Des exercices militaires maritimes impliquant les États-Unis, le Japon, l'Australie et les Philippines pourraient bientôt avoir lieu. La participation des forces aériennes d'autodéfense japonaises et des forces terrestres d'autodéfense aux Philippines serait politiquement plus complexe, mais si la Chine continue d'attiser les tensions, Tokyo pourrait mobiliser les forces aériennes d'autodéfense pour rejoindre les forces aériennes américaines, philippines et australiennes aux Philippines dans un avenir proche. Tokyo pourrait également mobiliser les forces terrestres d'autodéfense pour participer à des exercices de petite envergure si l'opinion publique japonaise y consent.
Pékin ne peut être tenu responsable de ces événements. Les Philippines et l'Australie sont de plus en plus préoccupées par la Chine. En règle générale, les pays ont tendance à coopérer pour contrer une menace commune.

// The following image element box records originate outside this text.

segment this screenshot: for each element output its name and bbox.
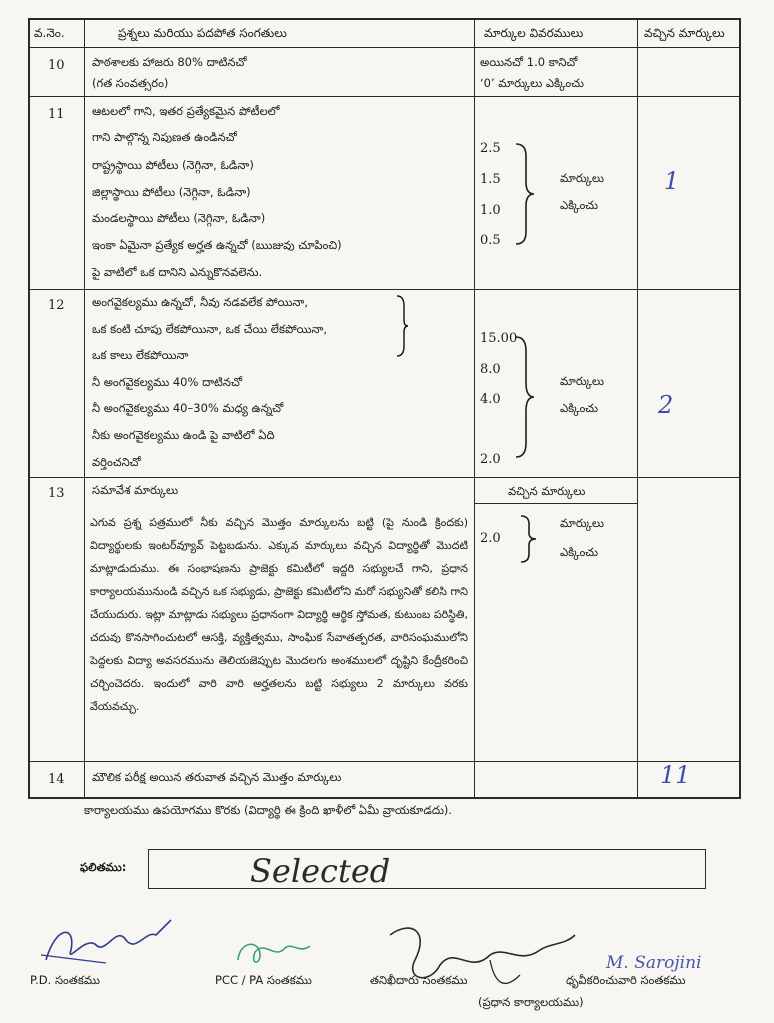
- row-14-obtained: 11: [660, 761, 691, 789]
- result-value: Selected: [250, 852, 391, 890]
- row-12-value-2: 8.0: [480, 362, 501, 377]
- row-13-sub-header: వచ్చిన మార్కులు: [508, 484, 586, 498]
- row-10-line-1: పాఠశాలకు హాజరు 80% దాటినచో: [92, 55, 247, 69]
- row-11-line-1: ఆటలలో గాని, ఇతర ప్రత్యేకమైన పోటీలలో: [92, 104, 280, 118]
- office-note: కార్యాలయము ఉపయోగము కొరకు (విద్యార్థి ఈ క్రింది ఖాళీలో ఏమీ వ్రాయకూడదు).: [84, 803, 453, 817]
- row-10-line-2: (గత సంవత్సరం): [92, 76, 169, 90]
- row-13-title: సమావేశ మార్కులు: [92, 483, 179, 497]
- row-13-paragraph: ఎగువ ప్రశ్న పత్రములో నీకు వచ్చిన మొత్తం మార్కులను బట్టి (పై నుండి క్రిందకు) విద్యార్థులకు ఇంటర్‌వ్యూవ్ పెట్టబడును. ఎక్కువ మార్కులు వచ్చిన విద్యార్థితో మొదటి మాట్లాడుదుము. ఈ సంభాషణను ప్రాజెక్టు కమిటీలో ఇద్దరి సభ్యులచే గాని, ప్రధాన కార్యాలయమునుండి వచ్చిన ఒక సభ్యుడు, ప్రాజెక్టు కమిటీలోని మరో సభ్యునితో కలిసి గాని చేయుదురు. ఇట్లా మాట్లాడు సభ్యులు ప్రధానంగా విద్యార్థి ఆర్థిక స్తోమత, కుటుంబ పరిస్థితి, చదువు కొనసాగించుటలో ఆసక్తి, వ్యక్తిత్వము, సాంఘిక సేవాతత్పరత, వారిసంఘములోని పెద్దలకు విద్యా అవసరమును తెలియజెప్పుట మొదలగు అంశములలో దృష్టిని కేంద్రీకరించి చర్చించెదరు. ఇందులో వారి వారి అర్హతలను బట్టి సభ్యులు 2 మార్కులు వరకు వేయవచ్చు.: [90, 516, 468, 713]
- row-12-line-3: ఒక కాలు లేకపోయినా: [92, 348, 189, 362]
- row-12-detail-1: మార్కులు: [560, 374, 604, 388]
- row-11-sno: 11: [48, 107, 65, 122]
- row-10-sno: 10: [48, 58, 65, 73]
- row-11-value-1: 2.5: [480, 141, 501, 156]
- curly-brace-icon: [512, 142, 536, 246]
- approver-name: M. Sarojini: [606, 953, 702, 973]
- signature-scribble-pd: [36, 905, 176, 975]
- row-12-sno: 12: [48, 298, 65, 313]
- row-11-line-7: పై వాటిలో ఒక దానిని ఎన్నుకొనవలెను.: [92, 265, 263, 279]
- row-11-line-6: ఇంకా ఏమైనా ప్రత్యేక అర్హత ఉన్నచో (ఋజువు చూపించి): [92, 238, 342, 252]
- closing-brace-icon: [395, 294, 409, 358]
- row-14-line-1: మౌలిక పరీక్ష అయిన తరువాత వచ్చిన మొత్తం మార్కులు: [92, 770, 342, 784]
- signature-scribble-pcc: [230, 930, 320, 975]
- row-11-value-4: 0.5: [480, 233, 501, 248]
- row-12-value-4: 2.0: [480, 452, 501, 467]
- row-12-line-5: నీ అంగవైకల్యము 40–30% మధ్య ఉన్నచో: [92, 401, 284, 415]
- curly-brace-icon: [512, 335, 536, 459]
- row-12-obtained: 2: [658, 391, 674, 419]
- row-11-obtained: 1: [664, 167, 680, 195]
- row-12-value-1: 15.00: [480, 331, 518, 346]
- row-12-line-1: అంగవైకల్యము ఉన్నచో, నీవు నడవలేక పోయినా,: [92, 295, 309, 309]
- header-sno: వ.నెం.: [34, 26, 65, 40]
- result-label: ఫలితము:: [80, 860, 127, 874]
- signature-label-verifier-sub: (ప్రధాన కార్యాలయము): [478, 995, 584, 1009]
- row-12-line-2: ఒక కంటి చూపు లేకపోయినా, ఒక చేయి లేకపోయినా,: [92, 322, 328, 336]
- signature-label-approver: ధృవీకరించువారి సంతకము: [566, 973, 686, 987]
- row-11-line-4: జిల్లాస్థాయి పోటీలు (నెగ్గినా, ఓడినా): [92, 185, 251, 199]
- row-10-detail-1: అయినచో 1.0 కానిచో: [480, 55, 578, 69]
- row-13-detail-2: ఎక్కించు: [560, 545, 599, 559]
- signature-label-pcc: PCC / PA సంతకము: [215, 973, 312, 987]
- curly-brace-icon: [518, 514, 538, 564]
- row-12-detail-2: ఎక్కించు: [560, 401, 599, 415]
- row-13-sno: 13: [48, 486, 65, 501]
- row-12-value-3: 4.0: [480, 392, 501, 407]
- row-11-detail-2: ఎక్కించు: [560, 198, 599, 212]
- row-12-line-6: నీకు అంగవైకల్యము ఉండి పై వాటిలో ఏది: [92, 428, 275, 442]
- row-11-line-2: గాని పాల్గొన్న నిపుణత ఉండినచో: [92, 130, 237, 144]
- header-marks-details: మార్కుల వివరములు: [484, 26, 584, 40]
- header-marks-obtained: వచ్చిన మార్కులు: [644, 26, 725, 40]
- signature-label-verifier: తనిఖీదారు సంతకము: [370, 973, 468, 987]
- row-11-line-3: రాష్ట్రస్థాయి పోటీలు (నెగ్గినా, ఓడినా): [92, 158, 254, 172]
- signature-label-pd: P.D. సంతకము: [30, 973, 100, 987]
- row-13-detail-1: మార్కులు: [560, 516, 604, 530]
- row-11-line-5: మండలస్థాయి పోటీలు (నెగ్గినా, ఓడినా): [92, 211, 266, 225]
- row-14-sno: 14: [48, 772, 65, 787]
- header-questions: ప్రశ్నలు మరియు పదపోత సంగతులు: [118, 26, 287, 40]
- row-12-line-7: వర్తించనిచో: [92, 455, 141, 469]
- row-11-value-3: 1.0: [480, 203, 501, 218]
- row-13-value-1: 2.0: [480, 531, 501, 546]
- result-box: [148, 849, 706, 889]
- row-10-detail-2: ‘0’ మార్కులు ఎక్కించు: [480, 76, 584, 90]
- row-11-detail-1: మార్కులు: [560, 171, 604, 185]
- row-12-line-4: నీ అంగవైకల్యము 40% దాటినచో: [92, 375, 243, 389]
- row-11-value-2: 1.5: [480, 172, 501, 187]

L'ancien colonel de la marine américaine Carl O. Schuster (ancien directeur des opérations du Joint Intelligence Center - US Navy Pacific Command et enseignant actuellement à l'Université Hawaii Pacific)
Les Philippines veulent plus de « levier »

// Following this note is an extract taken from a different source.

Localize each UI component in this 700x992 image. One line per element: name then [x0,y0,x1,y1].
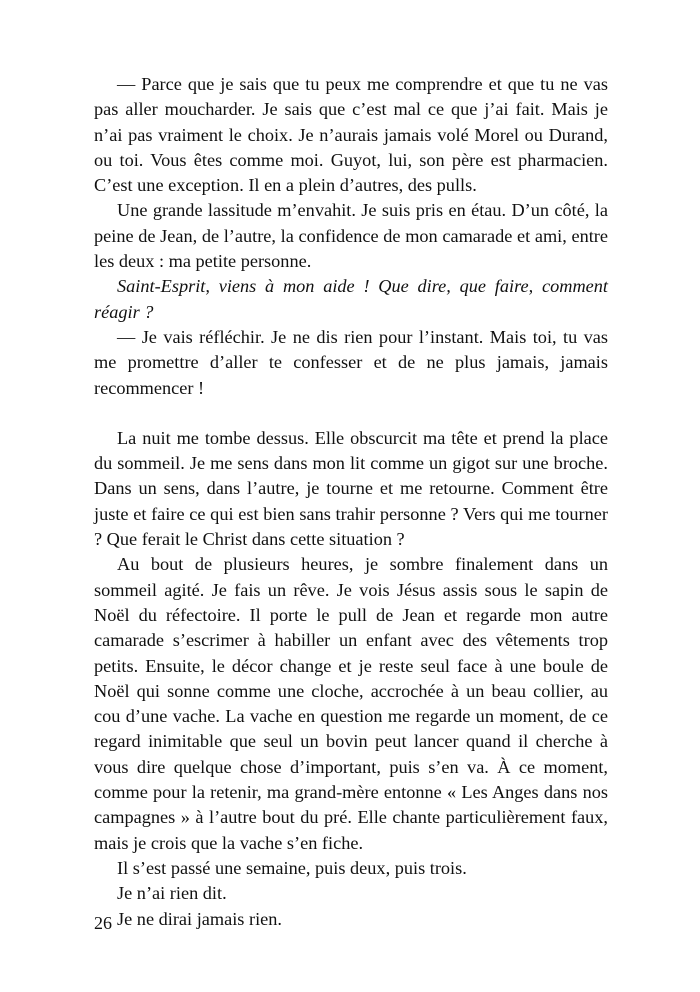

La participation des Philippines à la coopération trilatérale de défense entre les États-Unis, le Japon et l'Australie, sous la présidence de Marcos Jr., reflète les inquiétudes croissantes de Manille quant au comportement de Pékin en mer de Chine méridionale. Marcos Jr. a modifié son approche par rapport à son prédécesseur, ne se conciliant plus Pékin mais se rapprochant de Washington. Du point de vue des États-Unis et du Japon, l'accès aux bases philippines pour promouvoir des opérations lointaines permet également de se prémunir contre le risque de conflit dans la région, notamment dans le détroit de Taïwan.

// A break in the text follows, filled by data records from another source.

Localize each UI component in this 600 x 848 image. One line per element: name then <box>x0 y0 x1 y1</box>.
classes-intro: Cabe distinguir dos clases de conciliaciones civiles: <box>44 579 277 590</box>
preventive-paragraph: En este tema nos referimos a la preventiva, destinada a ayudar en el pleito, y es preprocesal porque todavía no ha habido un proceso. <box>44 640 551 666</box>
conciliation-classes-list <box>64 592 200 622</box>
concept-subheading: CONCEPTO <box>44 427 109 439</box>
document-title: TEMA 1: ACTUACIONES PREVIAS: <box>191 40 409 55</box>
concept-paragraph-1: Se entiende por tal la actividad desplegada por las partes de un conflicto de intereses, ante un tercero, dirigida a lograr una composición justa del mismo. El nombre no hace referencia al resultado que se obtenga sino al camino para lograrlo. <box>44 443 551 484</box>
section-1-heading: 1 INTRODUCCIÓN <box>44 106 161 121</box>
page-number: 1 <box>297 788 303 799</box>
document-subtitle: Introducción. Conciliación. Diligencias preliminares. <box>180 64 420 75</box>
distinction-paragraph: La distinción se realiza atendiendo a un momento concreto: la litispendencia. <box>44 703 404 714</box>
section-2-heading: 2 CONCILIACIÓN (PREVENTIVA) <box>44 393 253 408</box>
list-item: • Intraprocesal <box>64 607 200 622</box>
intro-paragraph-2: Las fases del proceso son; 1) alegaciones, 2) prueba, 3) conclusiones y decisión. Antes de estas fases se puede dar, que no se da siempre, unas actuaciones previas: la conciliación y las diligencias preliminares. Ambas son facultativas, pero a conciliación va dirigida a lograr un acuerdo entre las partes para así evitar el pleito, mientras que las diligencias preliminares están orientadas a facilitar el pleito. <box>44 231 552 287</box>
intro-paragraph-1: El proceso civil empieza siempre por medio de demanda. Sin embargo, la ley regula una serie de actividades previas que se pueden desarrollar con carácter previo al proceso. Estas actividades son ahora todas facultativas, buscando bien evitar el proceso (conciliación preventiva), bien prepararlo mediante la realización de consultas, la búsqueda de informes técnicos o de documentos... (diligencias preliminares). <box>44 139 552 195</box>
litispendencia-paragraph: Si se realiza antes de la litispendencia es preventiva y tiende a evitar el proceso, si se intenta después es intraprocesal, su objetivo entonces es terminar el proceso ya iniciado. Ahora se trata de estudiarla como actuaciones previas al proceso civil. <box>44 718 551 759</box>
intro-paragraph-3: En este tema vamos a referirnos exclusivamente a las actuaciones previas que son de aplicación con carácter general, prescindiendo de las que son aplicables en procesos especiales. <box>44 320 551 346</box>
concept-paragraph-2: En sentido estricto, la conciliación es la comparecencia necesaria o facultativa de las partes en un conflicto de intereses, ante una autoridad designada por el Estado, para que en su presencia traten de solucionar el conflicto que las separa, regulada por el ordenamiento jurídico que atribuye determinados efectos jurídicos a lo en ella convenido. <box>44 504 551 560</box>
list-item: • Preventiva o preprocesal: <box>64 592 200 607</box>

Manille sollicitera probablement l'aide militaire de Washington, Tokyo et Canberra pour renforcer ses capacités militaires, dans le but de dissuader Pékin dans ses conflits de souveraineté, sans provoquer Pékin. L'administration Marcos Jr., par exemple, a insisté sur le fait que le nouvel accès des États-Unis aux bases philippines ne pouvait être utilisé à des fins offensives, par exemple en cas d'éclatement d'un conflit dans le détroit de Taïwan. Utilisant des liens de défense plus étroits comme levier, Marcos Jr. tente de négocier un accord d'exploration conjointe avec la Chine pour les ressources de la mer de Chine méridionale, à des conditions plus favorables aux Philippines.
Professeur Yoichiro Sato (Spécialiste des relations internationales, Université Ritsumeikan Asie-Pacifique, Japon ; chercheur principal, Institut Yusof Ishak d'études de l'Asie du Sud-Est, Singapour)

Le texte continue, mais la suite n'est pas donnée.